I realise I regularly find things to get fed up about. This might just be age-related, like my tendency to doze off during consultations. On the other hand, it could be that there really are more things to get fed up about than there used to be. And I see it as my duty to bring them to your attention so you can say, yes, I’m fed up about them too, which, if sufficient momentum builds, might actually prompt us into uncompromising action, such as putting the kettle on.
So, this month, I have mostly been fed up about a constant stream of alerts warning me that I am about to do something wrong. Some of which I’m used to, such as the irritating habit of the computer to set off sirens and a flashing neon sepsis warning every time I enter the word ‘fever’, even if preceded by the word ‘hay’.
But this tendency to a) catastrophise and b) assume GPs are incompetent, now seems to be developing into a mini industry. Here are some recent examples:
• A new medicines management system, introduced by our CCG as part of its prescribing incentive scheme, which takes a very Chicken Licken approach to therapeutics, with regular alerts of increasing degrees of neurosis. You haven’t checked this patient’s U&Es for six months! This person’s on a drug that can affect thyroid function!! Failing to monitor this medication at half-hourly intervals may result in the sky falling on this patient’s head!!!
Must GPs now appear in person to admonish women on valproate when they have sex?
• An MHRA warning advising that, such are the perils of valproate in pregnancy, we must proactively recall women of childbearing age on this drug and undertake various actions, including getting them to sign up to a Pregnancy Prevention Programme and (I think I’ve got this right) appearing in person whenever they are having sex, to wave an admonishing finger.
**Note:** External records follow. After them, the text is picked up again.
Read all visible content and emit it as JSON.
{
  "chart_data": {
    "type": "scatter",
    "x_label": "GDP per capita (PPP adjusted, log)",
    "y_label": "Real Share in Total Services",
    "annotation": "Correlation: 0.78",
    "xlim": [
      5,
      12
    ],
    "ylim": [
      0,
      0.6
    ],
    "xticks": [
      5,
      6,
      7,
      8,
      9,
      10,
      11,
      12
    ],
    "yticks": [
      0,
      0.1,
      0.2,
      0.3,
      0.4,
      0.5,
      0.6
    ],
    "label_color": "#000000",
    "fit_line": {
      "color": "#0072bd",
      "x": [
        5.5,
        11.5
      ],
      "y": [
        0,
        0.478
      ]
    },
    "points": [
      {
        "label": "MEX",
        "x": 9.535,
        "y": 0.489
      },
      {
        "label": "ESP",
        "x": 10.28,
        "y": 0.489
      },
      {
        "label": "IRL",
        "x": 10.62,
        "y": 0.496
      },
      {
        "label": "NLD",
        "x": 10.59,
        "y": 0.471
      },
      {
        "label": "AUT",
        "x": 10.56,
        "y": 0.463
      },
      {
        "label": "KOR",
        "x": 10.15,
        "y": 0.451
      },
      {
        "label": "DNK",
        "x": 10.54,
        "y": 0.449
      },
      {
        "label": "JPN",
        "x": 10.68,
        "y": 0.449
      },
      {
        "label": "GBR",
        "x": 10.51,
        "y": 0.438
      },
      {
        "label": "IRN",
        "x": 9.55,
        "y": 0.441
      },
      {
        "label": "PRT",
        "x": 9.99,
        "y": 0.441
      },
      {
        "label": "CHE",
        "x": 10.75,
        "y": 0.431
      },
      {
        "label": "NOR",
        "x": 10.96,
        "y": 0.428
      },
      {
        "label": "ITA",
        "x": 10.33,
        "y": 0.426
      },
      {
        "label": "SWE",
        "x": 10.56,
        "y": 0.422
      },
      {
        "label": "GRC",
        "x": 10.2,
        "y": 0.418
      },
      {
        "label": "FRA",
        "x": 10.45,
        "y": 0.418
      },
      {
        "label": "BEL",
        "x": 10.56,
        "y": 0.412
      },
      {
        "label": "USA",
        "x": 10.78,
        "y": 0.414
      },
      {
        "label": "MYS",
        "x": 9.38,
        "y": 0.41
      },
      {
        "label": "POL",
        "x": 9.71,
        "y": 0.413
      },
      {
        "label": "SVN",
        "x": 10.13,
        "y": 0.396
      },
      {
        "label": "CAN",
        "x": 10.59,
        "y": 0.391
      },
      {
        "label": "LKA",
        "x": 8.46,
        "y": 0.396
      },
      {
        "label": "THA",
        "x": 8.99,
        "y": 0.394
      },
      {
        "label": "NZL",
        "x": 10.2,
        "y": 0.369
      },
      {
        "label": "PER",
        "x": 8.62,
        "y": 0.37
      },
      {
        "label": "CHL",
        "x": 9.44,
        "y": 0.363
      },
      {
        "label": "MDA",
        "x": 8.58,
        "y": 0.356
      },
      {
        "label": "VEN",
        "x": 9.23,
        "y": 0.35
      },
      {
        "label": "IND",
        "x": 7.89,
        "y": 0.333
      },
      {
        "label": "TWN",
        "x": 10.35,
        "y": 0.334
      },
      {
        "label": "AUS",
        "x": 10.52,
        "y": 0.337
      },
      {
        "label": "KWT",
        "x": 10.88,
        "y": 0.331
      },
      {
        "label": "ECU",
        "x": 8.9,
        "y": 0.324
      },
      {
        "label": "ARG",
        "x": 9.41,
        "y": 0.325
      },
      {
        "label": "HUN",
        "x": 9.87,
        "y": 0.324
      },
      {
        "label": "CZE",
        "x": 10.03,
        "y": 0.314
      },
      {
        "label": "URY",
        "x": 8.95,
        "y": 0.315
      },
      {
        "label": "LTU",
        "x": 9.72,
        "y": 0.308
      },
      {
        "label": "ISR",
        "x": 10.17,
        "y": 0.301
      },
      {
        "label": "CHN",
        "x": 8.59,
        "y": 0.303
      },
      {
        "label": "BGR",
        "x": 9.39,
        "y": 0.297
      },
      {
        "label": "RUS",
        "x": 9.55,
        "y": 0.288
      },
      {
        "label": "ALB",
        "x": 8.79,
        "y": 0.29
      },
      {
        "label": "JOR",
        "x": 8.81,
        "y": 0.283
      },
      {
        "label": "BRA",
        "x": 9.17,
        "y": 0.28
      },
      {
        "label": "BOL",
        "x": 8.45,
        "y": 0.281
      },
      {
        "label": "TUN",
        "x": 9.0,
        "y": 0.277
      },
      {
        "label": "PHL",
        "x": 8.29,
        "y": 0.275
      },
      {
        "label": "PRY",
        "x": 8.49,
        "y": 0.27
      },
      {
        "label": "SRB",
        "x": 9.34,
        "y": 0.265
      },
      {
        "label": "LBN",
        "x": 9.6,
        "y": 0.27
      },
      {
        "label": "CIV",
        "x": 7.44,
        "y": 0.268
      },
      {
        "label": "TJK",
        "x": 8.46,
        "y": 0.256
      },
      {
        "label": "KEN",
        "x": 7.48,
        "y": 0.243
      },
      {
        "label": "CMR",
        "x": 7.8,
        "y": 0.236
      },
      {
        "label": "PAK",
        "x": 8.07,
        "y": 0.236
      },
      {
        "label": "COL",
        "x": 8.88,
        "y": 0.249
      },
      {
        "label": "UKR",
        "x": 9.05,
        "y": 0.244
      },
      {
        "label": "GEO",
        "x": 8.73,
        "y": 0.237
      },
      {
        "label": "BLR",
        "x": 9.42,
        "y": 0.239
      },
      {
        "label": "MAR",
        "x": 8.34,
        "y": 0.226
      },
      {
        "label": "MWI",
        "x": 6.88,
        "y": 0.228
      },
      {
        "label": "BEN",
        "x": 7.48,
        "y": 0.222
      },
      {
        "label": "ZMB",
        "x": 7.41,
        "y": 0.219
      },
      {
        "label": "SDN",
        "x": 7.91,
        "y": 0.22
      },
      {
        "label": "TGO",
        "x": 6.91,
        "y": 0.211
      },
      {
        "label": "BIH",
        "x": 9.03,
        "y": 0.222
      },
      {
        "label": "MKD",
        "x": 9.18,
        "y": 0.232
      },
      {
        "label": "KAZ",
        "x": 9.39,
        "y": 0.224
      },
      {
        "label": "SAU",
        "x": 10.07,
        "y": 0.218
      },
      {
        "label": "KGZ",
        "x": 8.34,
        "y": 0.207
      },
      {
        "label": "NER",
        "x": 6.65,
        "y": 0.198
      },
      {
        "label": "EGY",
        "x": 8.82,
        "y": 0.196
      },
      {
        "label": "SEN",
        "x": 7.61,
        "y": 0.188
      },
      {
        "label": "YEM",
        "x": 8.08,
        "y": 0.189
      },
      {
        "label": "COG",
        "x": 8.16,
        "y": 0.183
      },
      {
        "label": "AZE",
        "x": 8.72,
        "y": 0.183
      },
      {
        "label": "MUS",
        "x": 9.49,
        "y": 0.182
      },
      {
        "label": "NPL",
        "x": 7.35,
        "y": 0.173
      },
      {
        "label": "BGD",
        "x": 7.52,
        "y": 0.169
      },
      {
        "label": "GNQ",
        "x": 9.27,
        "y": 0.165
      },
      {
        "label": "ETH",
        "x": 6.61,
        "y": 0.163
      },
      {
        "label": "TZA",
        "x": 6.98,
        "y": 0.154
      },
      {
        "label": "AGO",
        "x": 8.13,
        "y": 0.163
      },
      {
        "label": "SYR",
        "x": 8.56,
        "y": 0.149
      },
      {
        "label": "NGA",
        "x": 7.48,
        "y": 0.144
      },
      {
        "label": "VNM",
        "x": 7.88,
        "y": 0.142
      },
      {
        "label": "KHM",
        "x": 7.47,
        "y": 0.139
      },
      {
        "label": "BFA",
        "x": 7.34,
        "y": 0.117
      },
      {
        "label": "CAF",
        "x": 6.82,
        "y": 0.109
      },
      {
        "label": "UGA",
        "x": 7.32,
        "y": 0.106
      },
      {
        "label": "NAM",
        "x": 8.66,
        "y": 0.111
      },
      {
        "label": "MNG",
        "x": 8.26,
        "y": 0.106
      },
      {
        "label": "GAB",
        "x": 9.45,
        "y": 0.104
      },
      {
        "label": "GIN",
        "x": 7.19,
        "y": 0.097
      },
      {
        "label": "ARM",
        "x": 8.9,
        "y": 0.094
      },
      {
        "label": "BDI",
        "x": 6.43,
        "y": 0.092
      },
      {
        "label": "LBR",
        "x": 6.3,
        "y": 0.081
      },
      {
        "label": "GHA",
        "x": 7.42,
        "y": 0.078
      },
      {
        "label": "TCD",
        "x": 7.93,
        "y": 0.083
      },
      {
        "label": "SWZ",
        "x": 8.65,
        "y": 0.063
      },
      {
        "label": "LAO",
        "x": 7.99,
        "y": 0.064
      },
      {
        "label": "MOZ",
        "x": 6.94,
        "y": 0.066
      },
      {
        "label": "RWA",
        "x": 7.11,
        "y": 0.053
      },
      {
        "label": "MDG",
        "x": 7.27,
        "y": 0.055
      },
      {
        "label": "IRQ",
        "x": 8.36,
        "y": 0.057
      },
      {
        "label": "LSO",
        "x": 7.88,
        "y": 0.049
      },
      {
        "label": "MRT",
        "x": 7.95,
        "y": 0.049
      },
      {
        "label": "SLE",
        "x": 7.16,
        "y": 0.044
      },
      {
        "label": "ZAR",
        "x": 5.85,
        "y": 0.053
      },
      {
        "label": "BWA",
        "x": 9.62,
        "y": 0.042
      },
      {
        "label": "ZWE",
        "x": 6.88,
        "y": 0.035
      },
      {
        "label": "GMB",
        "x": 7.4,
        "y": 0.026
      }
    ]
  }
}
• An increasing number of unsolicited circulars warning me about bad things that might happen and would be my fault. Such as, to give just this week’s examples, some sort of critical incident bulletin questioning whether we know what to do about hyperkalaemia (obviously: repeat the potassium until it’s normal) and a ‘Quality team’ update explaining that mesalazine can cause renal failure and nitrofurantoin can cause pulmonary fibrosis. Such warnings are invariably signed off with helpful suggestions: familiarise yourselves with local guidance, do an audit, appoint a practice lead – which does at least give us something to do in those empty hours between patients.
Doubtless it’s all well intentioned. And I have no objection to being educated and updated from time to time. But, frankly, I can no longer see the signal for the noise. Plus, it’s offensive and demoralising constantly to receive messages implying I have f***ed up, am f***ing up or am about to f*** up.
Given the complexity and intensity of general practice, it’s a minor miracle that the number of actual cock-ups is tiny. And that’s a testament to GPs’ judgement, diligence and professionalism. So, if you don’t mind, please jiggle your worry beads elsewhere, and let us get on with our jobs. Tea, anyone?